Bandu could easily blend into different roles that he played in our games. He would play the characters played by John Wayne, Clint Eastwood, James Stewart, Burt Lancaster, Kirk Douglas, Gregory Peck, and many others. But the best one was his ‘Yul Brynner’, his head had been shaved off that time, perhaps it was done for his ‘Munj’ or ‘thread ceremony’, I do not remember. But what I do remember is that Bandu had this natural talent for acting and if someone from the film industry had ever spotted him then, Bandu would have been a very good child artist and a great star actor of today and that too much before Mahesh did. Whenever we were tired of playing any game we would shout, “Let’s play Bang-Bang ”and out came our toy guns and switch over to our favourite game. It was fun to play these games in Ajinkya Mansion, where there were many of us. The elevator became our prison cell. Most of us could draw our toy guns a number of times, may be with some degree of variation, each time holstering it and then slapping some imaginary villain’s face, just the way our hero in the movie did without batting an eye and all before the villain could react or point our gun at the imaginary villain, push it down with our thumb and then spin trigger guard of the gun in our index finger repeatedly and bring it again to point at the villain, the way Clint Eastwood would do. Vijoo would often play some rough character or the other. But I always imagined that the character of that enormous man, an omnipotent buffoon with squinty eyes called Bambino from ‘They call me Trinity’ and ‘Trinity is still my name’, was perfect for him, may be because of Vijoo’s physical structure. 


Bambina was portrayed by Bud Spencer and it was while I was watching this movie that I was reminded of my childhood, of western movies and of Bud Spencer – Bud Spencer had passed away! The next day I learnt that Bud Spencer was no more. He was born on 31 October, 1929 as Carlo Pedersoli. It is said that fairly at studies and played different sports, in particular swimming, for which he showed a great disposition, winning several prizes. In his youth, Mr. Spencer was an athlete, becoming the first Italian to swim the 100-meter freestyle in under a minute. Bud Spencer abandoned his swimming career after the 1960 Olympics in Rome.
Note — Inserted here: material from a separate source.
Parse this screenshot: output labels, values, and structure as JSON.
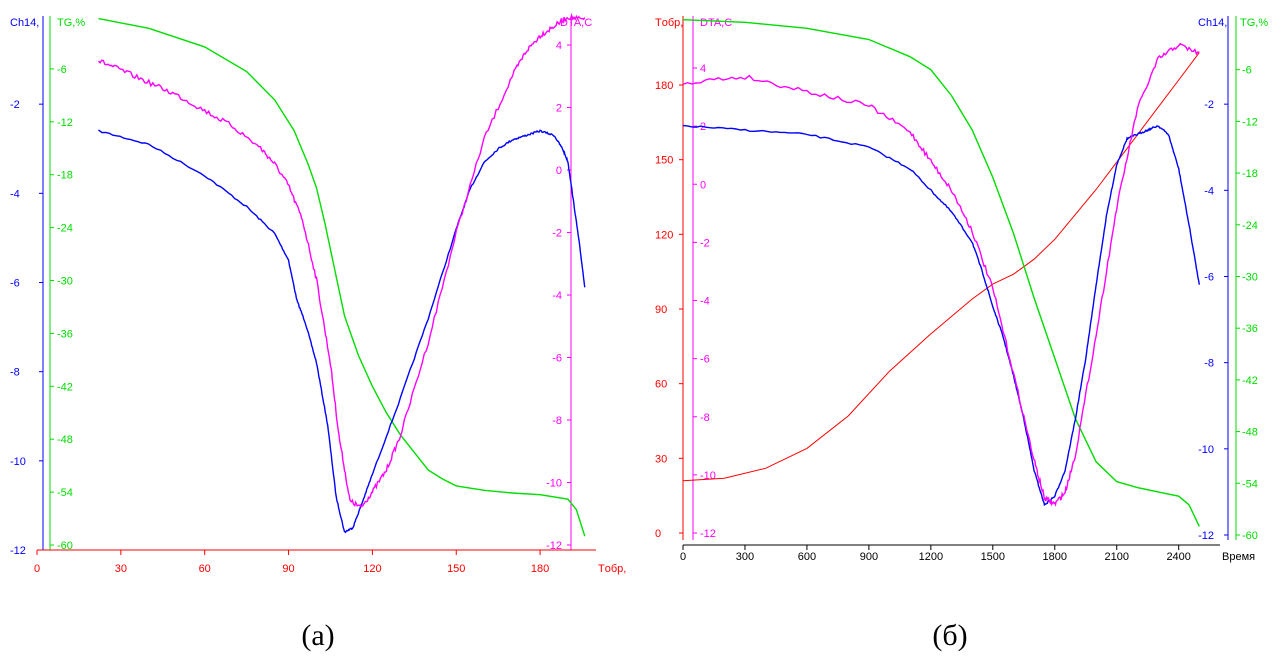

He studied chemistry at the Sapienza University of Rome. However, he was obliged to leave his studies when the family moved to America due to father’s work. He worked in the Italian Consulate in Brazil, where he learned fluent Portuguese. Then Colizzi offered a role in a film. Carlo Pedersoli adopted the screen name Bud Spencer — the first name inspired by a beer and the last to honor his favorite star, Spencer Tracy.
Working on a 1967 film, “Dio Perdona Io No” (“God Forgives, I Don’t”), he met Mario Girotti, who would take the screen name Terence Hill and become his frequent movie partner in spaghetti westerns. They went on to work together on over 20 films. Spencer wrote the complete or partial screenplay for some of his movies. This burly comic actor was known as ‘good giant’, who would often punch out bad guys on the screen in a series of westerns.
And while I was watching ‘They call me Trinity’, this ‘Gentle Giant’ had passed away peacefully in Rome at 86 years of age. RIP Bud Spencer!